The risk of defaulting on a mortgage, or going into arrears, is more evident when you consider that first-home buyers who bought a property in the past few years have never experienced rising interest rates. The last time the cash rate went up was in November 2010. research says that every 0.25 per cent rise on a $300,000 home loan costs an extra $50 a month in repayments; and in the current Reserve Bank survey, their expert panel predicts interest rates will increase 1.5 per cent in the next two to three years.

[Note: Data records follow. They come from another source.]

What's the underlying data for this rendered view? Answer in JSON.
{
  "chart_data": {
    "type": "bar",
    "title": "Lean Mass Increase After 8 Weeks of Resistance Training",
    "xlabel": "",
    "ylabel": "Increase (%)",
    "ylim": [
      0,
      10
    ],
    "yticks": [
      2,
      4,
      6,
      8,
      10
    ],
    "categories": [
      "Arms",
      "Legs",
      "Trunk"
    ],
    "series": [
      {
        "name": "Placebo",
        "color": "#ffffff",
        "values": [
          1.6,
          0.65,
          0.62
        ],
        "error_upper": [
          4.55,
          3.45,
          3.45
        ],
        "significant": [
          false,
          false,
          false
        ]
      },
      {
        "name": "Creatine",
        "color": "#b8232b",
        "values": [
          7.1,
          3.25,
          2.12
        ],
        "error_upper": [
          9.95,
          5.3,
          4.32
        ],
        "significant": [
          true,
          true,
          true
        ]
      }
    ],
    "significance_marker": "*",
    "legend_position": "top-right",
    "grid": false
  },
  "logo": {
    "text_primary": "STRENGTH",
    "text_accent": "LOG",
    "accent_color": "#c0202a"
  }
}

Whether you’ve recently bought your first home, or you plan to buy property this spring, here are some tips on avoiding the rising interest rate trap:

  • Understand that if interest rates rise by 1.5 per cent, it will add around $300 a month on a $300,000, 25-year loan, or around $600 per month for a $600,000 loan.
  • Be honest about your budget before you borrow. Lenders build a margin into your serviceability, allowing for rising interest rates. But those buffers are not credible if you have understated your monthly outgoings.
  • The “stress test” on a mortgage comes down to your household cash flow: if you’re looking for a loan, don’t “shop” to see what the mortgage providers will lend you – start with what you can afford. If you already have a variable rate loan, do your own stress test: write an honest household budget, and then – if you’ve borrowed at 5 per cent – run a scenario with rates at 7 per cent. Find where you are vulnerable.
  • Start an emergency fund and have a contingency plan in the event of you or your partner losing their job.
  • Prepare a plan by knowing the costs of closing-out an unaffordable loan and selling early if you have to.
  • Explore renting options. You can preserve your asset by renting-out the property and living in a cheaper rental, but will it work in your favour?
  • Know your refinancing options. Remember, once variable rates are rising, fixed rates are unlikely to be cheaper than variable; and if you refinance to a fixed rate now, you’ll still need a plan for when it reverts to a variable rate loan (at a higher rate).
  • Investigate a 100 per cent offset account – it could allow you to build an equity buffer before the rates rise.

The most important aspect for those who have never experienced rising interest rates is to acknowledge and talk about the scenario in advance. If in doubt, speak to a mortgage broker or financial adviser about strategies.

Rising interest rates are not necessarily a disaster – but ignoring them is a big mistake.